B. Determining ethical issues is a constant challenge. Over time, problems can become ethical issues as a result of changing societal values

C. Once stakeholders trigger ethical issue awareness and individuals openly discuss it and ask for guidance and the opinions of others, one enters the ethical decision-making process

DEBATE ISSUE: TAKE A STAND

Have your students split into two teams. One team will argue for the first point, and the other will argue for the opposing view. The purpose is to get students to realize that there are no easy answers to many of these issues. This particular issue deals with whether employees should be legally protected from workplace bullying. One team might argue that bullying is harmful to employees’ health and permeates the business environment, creating a toxic workplace. The opposing team could argue that laws against bullying are not feasible since they are hard to define and have the potential to limit managers’ ability to manage.

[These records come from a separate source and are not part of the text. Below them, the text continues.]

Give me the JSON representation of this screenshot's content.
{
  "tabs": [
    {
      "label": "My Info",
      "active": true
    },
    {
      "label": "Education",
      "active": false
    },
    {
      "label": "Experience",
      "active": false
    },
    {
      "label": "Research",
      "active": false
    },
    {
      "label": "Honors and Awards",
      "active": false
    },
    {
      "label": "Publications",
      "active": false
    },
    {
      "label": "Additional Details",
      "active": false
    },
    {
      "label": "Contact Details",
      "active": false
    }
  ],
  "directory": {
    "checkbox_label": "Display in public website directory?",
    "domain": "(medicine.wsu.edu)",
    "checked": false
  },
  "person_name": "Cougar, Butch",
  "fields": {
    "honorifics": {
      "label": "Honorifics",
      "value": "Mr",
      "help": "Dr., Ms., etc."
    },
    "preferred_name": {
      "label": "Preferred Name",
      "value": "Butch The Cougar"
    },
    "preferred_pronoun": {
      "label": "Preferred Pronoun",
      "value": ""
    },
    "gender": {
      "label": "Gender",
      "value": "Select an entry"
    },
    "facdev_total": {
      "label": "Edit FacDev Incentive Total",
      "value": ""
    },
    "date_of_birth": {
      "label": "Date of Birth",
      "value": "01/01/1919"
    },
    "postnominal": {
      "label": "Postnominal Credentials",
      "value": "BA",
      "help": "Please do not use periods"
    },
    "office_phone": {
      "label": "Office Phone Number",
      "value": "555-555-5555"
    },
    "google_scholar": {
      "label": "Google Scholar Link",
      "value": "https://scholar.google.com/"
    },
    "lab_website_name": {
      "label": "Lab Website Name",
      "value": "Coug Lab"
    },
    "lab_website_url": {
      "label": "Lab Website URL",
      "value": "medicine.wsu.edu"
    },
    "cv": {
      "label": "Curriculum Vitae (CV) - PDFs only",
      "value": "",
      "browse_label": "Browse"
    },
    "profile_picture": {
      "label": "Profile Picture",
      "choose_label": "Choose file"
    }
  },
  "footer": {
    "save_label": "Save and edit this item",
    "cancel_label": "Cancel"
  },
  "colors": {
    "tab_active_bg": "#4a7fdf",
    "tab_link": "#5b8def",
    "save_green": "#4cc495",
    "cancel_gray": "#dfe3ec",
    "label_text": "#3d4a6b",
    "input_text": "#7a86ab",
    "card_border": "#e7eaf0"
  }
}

“RESOLVING ETHICAL BUSINESS CHALLENGES” NOTES

In this case, recent graduate, Daniel, must decide how to handle the contradictions between writing copy for a product being endorsed by a person who no longer uses it. YOLO wants to use celebrity endorser Gloria Kunies to endorse a bacon product produced by Delicious Uber Bacon Ingredients Extraordinaire Corporation. While Gloria has consumed and enjoyed the bacon product in the past, she is currently a vegetarian for health reasons she attributed in part to consuming the bacon.

While her endorsement does not officially break any laws, Daniel believes it is dishonest and a contradiction to have a vegetarian promoting bacon. Ask the students if the situation in any way violates the concepts of fairness, honesty, and integrity. What are the potential repercussions for Delicious Uber Bacon Ingredients Extraordinaire Corporation and YOLO if consumers discover Gloria is now a vegetarian? What would the students do if they were in Daniel’s place?